Postcards from Italy

Waiting for good lightWell I think this is about the best way to bring this poor neglected blog out of it’s slumber and back into the world. I am sitting here tapping away on my iPod, looking out the window at a most inviting scene: a small mountain village tucked away in the green, thickly forested mountains of far northern Italy.

I’ve come here to visit friends, to get out and see the world, to have adventure. So far the trip has been nothing short of perfection. The journey, though long and tiring as only overseas travel can be, was smooth and uneventful. I’ve completely avoided any real signs of jet lag, which is, I hear, rare and fantastic. One word keeps coming back to my mind, and I’ve decided it will be the word to describe this trip, this place, this time: idyllic.

The centerpiece of this trip is a five day running tour through some of the most stunning alpine scenery on the planet: the Italian Dolomites. We will cover roughly 60 miles over the 5 days, all on foot. But before you gasp and think me a lunatic (though I am), consider: throughout the mountains here there are huts. And when you think huts, think fully stocked hotels, complete with excellent food, beer, beds, showers, all comforts one could want after a long day in the mountains. We will not only be stopping at one of these huts each night, but we will also stop at one each day for lunch!

I know what you’re thinking: you call yourself hardcore? I never made any such claim. Or maybe: don’t you get out in the wilderness to get away from civilization? Well, all I can say is, it’s a European thing. Everything here is just so much more…civilized. But at the same time people have great respect for excercise and the outdoors. It is apparently very common here to see quite elderly people happily climbing up into the high mointains, always smiling and saying hello. Perhaps some of their happiness is owed the the amazing food that is available at some of these huts.

Picture: you just got done ascending a few thousand feet over a very short distance. You’re tired, very hungry, and some threatening storm clouds have moved in quickly. The temperature is plummeting, thunder is rumbling, and a hail storm seems inevitable. Wouldn’t you like to step into a cozy shelter where you could order a plate of eggs, potatoes and speck (think bacon x 1000) along with a cappuccino and a strudel as you wait out the storm? I would. If you’d rather sit under a tree in your rain gear and munch on dried fruit and power bars, be my guest.

So. I’m back. I will be posting with more regularity, though for the next few days I will be happily out of reach of the Internet. If you’d like to follow our progress and be made extremely jealous, you can find a Twitter feed of our tour here.
Do tune in to that, and stay tuned to this blog, as I have big plans for it when I get back.

The Eternal Question

(warning: raw emotional content ahead)

Why?

gull11If we know that something isn’t quite working out, why do we keep at it, day after day, month after month, year after year, until finally something gives (again) and we just can’t take it anymore?

Why do we ignore the warning signs in a relationship?
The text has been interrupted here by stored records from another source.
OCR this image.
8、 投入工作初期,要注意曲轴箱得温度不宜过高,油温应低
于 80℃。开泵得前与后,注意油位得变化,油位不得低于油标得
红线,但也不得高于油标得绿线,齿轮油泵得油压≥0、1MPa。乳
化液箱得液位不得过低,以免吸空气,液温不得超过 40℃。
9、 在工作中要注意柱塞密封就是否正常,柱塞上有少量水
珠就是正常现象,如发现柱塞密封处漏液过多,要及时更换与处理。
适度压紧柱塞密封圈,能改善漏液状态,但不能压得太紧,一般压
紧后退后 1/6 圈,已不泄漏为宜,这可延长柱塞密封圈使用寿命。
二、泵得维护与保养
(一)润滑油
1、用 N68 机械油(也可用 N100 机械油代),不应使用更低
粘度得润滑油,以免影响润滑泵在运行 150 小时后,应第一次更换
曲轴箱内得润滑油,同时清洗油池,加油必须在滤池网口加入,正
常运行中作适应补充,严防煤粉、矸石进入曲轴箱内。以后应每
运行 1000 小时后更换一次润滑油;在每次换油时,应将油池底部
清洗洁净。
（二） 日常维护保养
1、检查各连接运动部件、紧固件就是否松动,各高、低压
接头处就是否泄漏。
We postpone the inevitable, tell ourselves there is a way to make it work, that these basic differences can be fixed. We pretend everything is OK and lose ourselves in day-to-day routine and comfort, thus ensuring that when the paths do finally diverge (and they will), things are so complicated, so intertwined, with so much time and emotion and energy invested, that the reality of parting seems insurmountable, impossible.

Why do we knowingly do this to ourselves? And it is knowingly. As much as we hide from it and push it down, the truth is always there, waiting for us.

These are rhetorical questions, really. The short answer to all of them is, you guessed it, fear. There are seemingly endless things to fear in letting go of a relationship: fear of being alone, fear of emotional pain, fear of hurting someone we care for deeply, fear of losing something that we can never get back, fear of making the wrong decision. Fear of the unknown…what the hell am I supposed to do with myself after 7 and a half years of being with the same person?

So, even in the face of it, when it is undeniably time to make the change, we struggle and grasp for reasons why it could work, concessions we could make, changes that could occur that would make everything OK. For brief, ignorant moments, small feelings of relief and familiar comfort seep in, before being swallowed up by the twisting knot in our stomach and replaced by the dull ache of acceptance. Over and over this circle of dim false hope followed certain grief and despair repeats itself, like waves crashing into the sand.

But this is only one side of the story, one chapter. And while this very real, very powerful and very necessary chapter is being written down, scratched out, and rewritten, another story is simultaneously beginning to unfold. This story tells of freedom, excitement, and joy. It describes following dreams, bliss, and doing what we love no matter what. It details the refinement of our purpose, and the shedding of old, outdated thought patterns. It tells of this incredible gift that we call life.